Men don't fully understand them, for that
matter; women certainly do not."
"I am aware of all that," said the President. "What is your plan to
remedy it?"
"Have a department in my magazine, and explain your ideas," suggested
Bok.
"Haven't time for another thing. You know that," snapped back the
President. "Wish I had."
"Not to write it, perhaps, yourself," returned Bok.
"But why couldn't you find time to do this: select the writer here in
Washington in whose accuracy you have the most implicit faith; let him
talk with you for one hour each month on one of those subjects; let him
write out your views, and submit the manuscript to you; and we will have
a department stating exactly how the material is obtained and how far it
represents your own work.

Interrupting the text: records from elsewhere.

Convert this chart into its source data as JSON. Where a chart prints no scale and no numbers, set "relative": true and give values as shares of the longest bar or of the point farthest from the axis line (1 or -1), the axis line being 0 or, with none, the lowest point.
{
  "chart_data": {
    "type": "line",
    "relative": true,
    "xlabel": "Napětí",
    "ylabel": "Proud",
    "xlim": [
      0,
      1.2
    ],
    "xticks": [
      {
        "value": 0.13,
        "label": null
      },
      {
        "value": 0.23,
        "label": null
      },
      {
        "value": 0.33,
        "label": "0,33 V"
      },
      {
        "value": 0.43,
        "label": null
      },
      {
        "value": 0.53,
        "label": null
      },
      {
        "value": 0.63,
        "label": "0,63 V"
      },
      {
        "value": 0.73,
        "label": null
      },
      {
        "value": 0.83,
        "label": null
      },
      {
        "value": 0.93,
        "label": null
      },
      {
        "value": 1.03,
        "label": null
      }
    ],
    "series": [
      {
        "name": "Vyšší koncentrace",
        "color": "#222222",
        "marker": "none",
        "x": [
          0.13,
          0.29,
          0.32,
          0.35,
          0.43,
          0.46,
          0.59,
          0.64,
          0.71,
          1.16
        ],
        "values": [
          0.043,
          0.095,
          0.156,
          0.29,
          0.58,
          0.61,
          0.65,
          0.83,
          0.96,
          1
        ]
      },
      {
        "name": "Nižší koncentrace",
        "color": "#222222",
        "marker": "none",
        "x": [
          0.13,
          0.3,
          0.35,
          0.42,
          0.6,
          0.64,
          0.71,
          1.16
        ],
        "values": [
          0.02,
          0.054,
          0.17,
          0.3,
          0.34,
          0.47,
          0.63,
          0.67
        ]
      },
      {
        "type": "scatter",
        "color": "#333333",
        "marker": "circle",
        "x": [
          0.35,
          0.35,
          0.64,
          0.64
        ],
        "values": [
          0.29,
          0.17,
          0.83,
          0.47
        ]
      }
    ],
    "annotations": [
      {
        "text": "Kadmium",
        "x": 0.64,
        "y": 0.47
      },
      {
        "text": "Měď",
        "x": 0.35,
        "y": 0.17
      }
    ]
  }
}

In that way, with only an hour's work each
month, you can get your views, correctly stated, before this vast
audience when it is not in trolleys or railroadcars."
"But I haven't the hour," answered Roosevelt, impressed, however, as Bok
saw. "I have only half an hour, when I am awake, when I am really idle,
and that is when I am being shaved."
"Well," calmly suggested the editor, "why not two of those half-hours a
month, or perhaps one?"
"What?" answered the President, sitting upright, his teeth flashing but
his smile broadening. "You Dutchman, you'd make me work while I'm
getting shaved, too?"
"Well," was the answer, "isn't the result worth the effort?"
"Bok, you are absolutely relentless," said the President.